View from City Road: Current account numbers go hazy

Click to follow
The Independent Online
Some economists fear that a sterling crisis may develop next year if the current account deficit widens significantly. But even if sterling is dumped it might all be for nothing. The latest trends in European Union trade statistics suggest that it may be some time before we know whether to worry at all about our deficit.

The switch from customs-based trade data to VAT returns has thrown the figures throughout the EU into chaos. Companies are slow to adjust to the new reporting systems, which were previously serviced by importing and exporting agents. Now firms must report on the basis of their own VAT returns, which has slowed the arrival of reliable data.

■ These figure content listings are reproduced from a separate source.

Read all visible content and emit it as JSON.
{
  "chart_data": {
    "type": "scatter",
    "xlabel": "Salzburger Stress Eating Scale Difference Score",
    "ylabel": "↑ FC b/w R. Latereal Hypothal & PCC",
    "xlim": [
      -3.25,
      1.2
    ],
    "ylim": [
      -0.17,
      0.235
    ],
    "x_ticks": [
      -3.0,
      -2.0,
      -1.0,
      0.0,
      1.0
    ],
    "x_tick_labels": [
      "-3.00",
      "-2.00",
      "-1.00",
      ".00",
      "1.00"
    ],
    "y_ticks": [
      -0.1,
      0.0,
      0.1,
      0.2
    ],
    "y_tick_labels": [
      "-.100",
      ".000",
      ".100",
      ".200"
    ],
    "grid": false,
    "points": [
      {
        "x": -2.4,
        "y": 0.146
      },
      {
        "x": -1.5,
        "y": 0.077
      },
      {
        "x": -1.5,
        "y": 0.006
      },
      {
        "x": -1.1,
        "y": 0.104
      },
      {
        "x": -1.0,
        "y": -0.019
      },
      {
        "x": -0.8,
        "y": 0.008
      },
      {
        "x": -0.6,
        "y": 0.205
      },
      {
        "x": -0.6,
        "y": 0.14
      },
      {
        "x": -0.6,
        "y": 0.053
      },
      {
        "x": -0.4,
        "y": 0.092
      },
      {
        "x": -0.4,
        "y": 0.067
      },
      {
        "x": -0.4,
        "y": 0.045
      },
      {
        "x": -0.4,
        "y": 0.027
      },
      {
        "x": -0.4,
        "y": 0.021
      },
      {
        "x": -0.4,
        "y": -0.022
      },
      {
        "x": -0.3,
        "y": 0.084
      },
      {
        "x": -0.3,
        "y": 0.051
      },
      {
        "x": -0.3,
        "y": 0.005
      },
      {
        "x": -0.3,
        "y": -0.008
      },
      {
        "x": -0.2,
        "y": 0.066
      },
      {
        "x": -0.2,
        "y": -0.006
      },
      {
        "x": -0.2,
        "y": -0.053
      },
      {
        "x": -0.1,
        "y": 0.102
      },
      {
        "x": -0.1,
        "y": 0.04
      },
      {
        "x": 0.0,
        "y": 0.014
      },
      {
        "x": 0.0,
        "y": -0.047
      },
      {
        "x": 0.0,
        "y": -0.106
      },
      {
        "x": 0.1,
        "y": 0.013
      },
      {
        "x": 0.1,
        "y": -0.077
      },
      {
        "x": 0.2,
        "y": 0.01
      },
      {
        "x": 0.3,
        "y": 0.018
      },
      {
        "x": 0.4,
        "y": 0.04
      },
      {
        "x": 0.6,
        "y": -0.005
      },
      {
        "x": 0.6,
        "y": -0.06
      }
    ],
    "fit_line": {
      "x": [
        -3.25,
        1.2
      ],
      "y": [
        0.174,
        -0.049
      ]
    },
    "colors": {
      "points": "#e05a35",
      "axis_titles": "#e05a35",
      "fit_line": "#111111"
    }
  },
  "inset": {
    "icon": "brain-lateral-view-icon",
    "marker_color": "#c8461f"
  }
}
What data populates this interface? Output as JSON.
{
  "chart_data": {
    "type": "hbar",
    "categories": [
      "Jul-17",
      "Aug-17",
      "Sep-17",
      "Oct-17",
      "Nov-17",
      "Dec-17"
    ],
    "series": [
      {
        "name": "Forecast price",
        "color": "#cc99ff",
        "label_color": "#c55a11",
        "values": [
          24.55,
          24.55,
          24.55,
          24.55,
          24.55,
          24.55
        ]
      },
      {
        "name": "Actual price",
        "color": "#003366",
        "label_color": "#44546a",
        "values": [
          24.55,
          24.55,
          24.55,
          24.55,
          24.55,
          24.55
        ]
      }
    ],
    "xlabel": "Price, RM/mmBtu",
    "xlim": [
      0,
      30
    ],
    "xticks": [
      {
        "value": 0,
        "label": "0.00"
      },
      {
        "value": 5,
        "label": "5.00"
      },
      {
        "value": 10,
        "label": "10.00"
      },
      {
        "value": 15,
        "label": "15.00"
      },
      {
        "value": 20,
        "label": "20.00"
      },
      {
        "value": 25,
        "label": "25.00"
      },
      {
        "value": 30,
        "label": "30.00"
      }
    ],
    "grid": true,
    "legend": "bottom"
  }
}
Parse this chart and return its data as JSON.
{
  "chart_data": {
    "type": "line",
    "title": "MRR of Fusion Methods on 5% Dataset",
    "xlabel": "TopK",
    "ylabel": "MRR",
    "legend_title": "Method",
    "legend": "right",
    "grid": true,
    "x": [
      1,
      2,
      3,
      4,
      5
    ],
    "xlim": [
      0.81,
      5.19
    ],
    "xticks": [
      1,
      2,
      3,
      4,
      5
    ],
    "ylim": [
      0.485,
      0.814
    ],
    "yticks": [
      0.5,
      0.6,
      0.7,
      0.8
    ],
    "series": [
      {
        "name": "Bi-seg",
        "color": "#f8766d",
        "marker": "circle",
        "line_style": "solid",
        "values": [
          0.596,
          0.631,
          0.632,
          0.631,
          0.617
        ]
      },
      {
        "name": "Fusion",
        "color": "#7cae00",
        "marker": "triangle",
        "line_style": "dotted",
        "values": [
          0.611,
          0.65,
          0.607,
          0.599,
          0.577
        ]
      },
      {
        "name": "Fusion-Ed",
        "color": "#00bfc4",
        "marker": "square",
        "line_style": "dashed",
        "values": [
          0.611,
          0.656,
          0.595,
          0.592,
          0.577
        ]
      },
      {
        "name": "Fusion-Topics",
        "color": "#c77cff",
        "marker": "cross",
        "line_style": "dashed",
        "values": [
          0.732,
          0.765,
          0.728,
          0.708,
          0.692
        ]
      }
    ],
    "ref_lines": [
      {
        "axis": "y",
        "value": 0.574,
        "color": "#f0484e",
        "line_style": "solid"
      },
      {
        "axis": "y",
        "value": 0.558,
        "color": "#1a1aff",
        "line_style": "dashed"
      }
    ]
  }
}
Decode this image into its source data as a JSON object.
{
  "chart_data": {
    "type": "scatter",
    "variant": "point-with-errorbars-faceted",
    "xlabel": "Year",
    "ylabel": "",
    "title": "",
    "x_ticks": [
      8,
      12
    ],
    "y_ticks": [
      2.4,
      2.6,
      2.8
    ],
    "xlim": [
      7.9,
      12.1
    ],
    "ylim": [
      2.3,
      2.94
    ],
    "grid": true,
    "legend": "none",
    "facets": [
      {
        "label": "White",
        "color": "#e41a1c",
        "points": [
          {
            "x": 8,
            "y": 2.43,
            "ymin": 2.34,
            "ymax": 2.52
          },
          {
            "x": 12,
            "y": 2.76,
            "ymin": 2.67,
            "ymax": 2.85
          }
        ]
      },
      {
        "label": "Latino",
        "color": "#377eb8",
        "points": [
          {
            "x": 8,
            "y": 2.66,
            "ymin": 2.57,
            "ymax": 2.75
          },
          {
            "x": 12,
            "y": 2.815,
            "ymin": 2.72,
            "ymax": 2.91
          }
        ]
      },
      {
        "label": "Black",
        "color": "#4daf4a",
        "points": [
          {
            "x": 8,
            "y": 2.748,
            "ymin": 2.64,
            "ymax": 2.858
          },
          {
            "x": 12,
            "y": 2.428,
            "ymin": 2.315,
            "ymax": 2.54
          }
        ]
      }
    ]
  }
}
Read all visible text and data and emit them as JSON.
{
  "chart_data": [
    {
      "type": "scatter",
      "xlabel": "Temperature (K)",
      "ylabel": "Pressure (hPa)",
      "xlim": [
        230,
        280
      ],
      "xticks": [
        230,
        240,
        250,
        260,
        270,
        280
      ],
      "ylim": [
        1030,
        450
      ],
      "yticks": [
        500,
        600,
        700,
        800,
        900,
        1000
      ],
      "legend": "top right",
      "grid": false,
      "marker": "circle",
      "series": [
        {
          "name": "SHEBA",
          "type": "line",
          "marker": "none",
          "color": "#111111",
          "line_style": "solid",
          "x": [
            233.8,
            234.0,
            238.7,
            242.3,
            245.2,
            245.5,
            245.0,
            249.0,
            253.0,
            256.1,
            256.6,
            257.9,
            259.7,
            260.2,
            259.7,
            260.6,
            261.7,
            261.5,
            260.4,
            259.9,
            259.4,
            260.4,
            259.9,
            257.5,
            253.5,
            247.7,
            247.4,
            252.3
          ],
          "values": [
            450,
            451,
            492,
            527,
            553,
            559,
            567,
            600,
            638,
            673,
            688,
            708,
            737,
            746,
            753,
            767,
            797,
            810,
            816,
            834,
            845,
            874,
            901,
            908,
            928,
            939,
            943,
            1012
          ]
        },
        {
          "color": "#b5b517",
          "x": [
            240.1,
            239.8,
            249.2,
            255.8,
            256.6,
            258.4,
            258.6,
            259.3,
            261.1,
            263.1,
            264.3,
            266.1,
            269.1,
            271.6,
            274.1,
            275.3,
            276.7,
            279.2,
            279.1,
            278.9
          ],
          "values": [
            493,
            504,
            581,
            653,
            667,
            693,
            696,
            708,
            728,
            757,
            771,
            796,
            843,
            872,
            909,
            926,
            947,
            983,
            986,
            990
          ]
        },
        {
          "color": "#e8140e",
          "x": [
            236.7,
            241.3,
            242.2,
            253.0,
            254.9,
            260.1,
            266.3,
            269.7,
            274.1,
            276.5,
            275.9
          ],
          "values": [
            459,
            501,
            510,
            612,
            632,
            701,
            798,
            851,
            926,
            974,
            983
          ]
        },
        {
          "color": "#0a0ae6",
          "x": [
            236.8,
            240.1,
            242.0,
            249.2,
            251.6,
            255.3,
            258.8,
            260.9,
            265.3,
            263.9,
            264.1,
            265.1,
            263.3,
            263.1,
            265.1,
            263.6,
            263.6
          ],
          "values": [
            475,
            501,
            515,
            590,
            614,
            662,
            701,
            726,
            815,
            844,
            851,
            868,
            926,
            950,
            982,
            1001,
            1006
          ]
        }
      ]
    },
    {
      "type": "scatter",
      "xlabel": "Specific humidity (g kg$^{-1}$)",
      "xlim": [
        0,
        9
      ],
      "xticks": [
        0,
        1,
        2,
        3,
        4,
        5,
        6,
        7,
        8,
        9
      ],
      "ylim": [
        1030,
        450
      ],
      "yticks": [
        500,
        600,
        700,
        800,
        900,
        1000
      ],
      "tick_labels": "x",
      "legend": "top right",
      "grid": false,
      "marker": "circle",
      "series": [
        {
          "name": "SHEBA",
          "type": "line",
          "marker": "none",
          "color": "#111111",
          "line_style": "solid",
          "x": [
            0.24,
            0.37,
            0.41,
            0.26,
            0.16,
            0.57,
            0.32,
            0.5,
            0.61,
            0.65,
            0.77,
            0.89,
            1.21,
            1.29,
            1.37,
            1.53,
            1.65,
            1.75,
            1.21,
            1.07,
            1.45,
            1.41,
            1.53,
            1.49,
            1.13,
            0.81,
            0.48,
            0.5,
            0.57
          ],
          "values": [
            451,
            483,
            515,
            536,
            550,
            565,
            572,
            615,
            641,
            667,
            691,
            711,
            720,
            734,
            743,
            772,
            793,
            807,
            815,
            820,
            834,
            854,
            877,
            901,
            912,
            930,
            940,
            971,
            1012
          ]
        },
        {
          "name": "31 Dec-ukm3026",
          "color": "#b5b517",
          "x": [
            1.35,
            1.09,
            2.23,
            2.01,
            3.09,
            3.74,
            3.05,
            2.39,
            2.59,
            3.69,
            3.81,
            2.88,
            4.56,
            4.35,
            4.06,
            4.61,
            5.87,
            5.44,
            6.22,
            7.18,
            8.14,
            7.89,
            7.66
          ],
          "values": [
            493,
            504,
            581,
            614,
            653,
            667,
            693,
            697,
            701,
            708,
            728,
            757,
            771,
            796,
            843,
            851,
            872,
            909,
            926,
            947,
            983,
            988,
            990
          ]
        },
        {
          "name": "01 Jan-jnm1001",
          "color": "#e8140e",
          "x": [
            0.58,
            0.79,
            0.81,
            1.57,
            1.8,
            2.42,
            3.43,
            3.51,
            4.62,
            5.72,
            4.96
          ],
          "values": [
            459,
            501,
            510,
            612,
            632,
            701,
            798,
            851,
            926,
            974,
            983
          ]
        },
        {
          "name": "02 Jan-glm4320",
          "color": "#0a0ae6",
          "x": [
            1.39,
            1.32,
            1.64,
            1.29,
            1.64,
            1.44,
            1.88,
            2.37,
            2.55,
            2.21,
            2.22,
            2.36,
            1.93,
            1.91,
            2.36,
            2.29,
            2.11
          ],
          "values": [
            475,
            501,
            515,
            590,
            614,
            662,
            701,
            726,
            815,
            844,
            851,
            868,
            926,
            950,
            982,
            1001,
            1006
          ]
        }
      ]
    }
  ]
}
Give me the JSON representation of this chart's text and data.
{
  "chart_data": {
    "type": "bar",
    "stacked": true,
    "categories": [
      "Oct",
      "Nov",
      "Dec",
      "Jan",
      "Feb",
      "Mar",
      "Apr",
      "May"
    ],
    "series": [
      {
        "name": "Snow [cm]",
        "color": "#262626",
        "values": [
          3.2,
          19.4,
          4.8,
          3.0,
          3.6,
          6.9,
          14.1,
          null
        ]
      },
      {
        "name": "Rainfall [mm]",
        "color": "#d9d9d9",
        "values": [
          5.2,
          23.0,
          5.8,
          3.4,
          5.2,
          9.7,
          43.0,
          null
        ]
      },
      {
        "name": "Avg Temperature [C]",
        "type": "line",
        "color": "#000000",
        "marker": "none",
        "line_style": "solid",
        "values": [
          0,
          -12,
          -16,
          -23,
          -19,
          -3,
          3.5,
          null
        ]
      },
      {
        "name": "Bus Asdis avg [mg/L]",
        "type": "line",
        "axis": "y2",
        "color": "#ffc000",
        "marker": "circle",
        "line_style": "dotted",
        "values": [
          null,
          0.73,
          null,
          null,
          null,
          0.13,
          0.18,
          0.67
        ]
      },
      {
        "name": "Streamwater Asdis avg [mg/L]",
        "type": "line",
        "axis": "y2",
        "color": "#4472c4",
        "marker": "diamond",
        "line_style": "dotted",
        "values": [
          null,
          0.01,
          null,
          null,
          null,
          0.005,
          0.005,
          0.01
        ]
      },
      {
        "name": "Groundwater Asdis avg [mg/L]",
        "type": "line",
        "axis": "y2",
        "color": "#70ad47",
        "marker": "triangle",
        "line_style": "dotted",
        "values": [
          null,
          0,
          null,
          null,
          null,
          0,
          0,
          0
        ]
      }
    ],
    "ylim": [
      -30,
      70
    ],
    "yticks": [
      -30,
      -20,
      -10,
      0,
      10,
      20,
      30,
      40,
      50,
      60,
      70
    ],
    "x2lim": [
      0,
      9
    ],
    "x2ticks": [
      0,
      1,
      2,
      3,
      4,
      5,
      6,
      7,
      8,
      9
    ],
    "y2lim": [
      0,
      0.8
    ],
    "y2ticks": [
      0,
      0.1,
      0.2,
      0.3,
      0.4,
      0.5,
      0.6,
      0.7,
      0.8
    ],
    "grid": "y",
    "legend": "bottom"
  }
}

The Central Statistical Office will tomorrow publish the first complete trade figures for the year to August. But it admits that they will be highly provisional because of problems of seasonal adjustment. It is a truism that there cannot be trouble-free seasonal adjustment until the system has run long enough - and that might take three years.

In the meantime, the CSO is relying on patterns in earlier years while trying to allow for changes in the timing of incoming data. There will be more revisions.

The figures are also the source of export and import prices, used to help prepare industrial production volume figures. This casts doubt on the reliability of recent production figures and estimates of the strength of recovery. It may be some time before the markets can again justify a sterling crisis on the basis of trade data.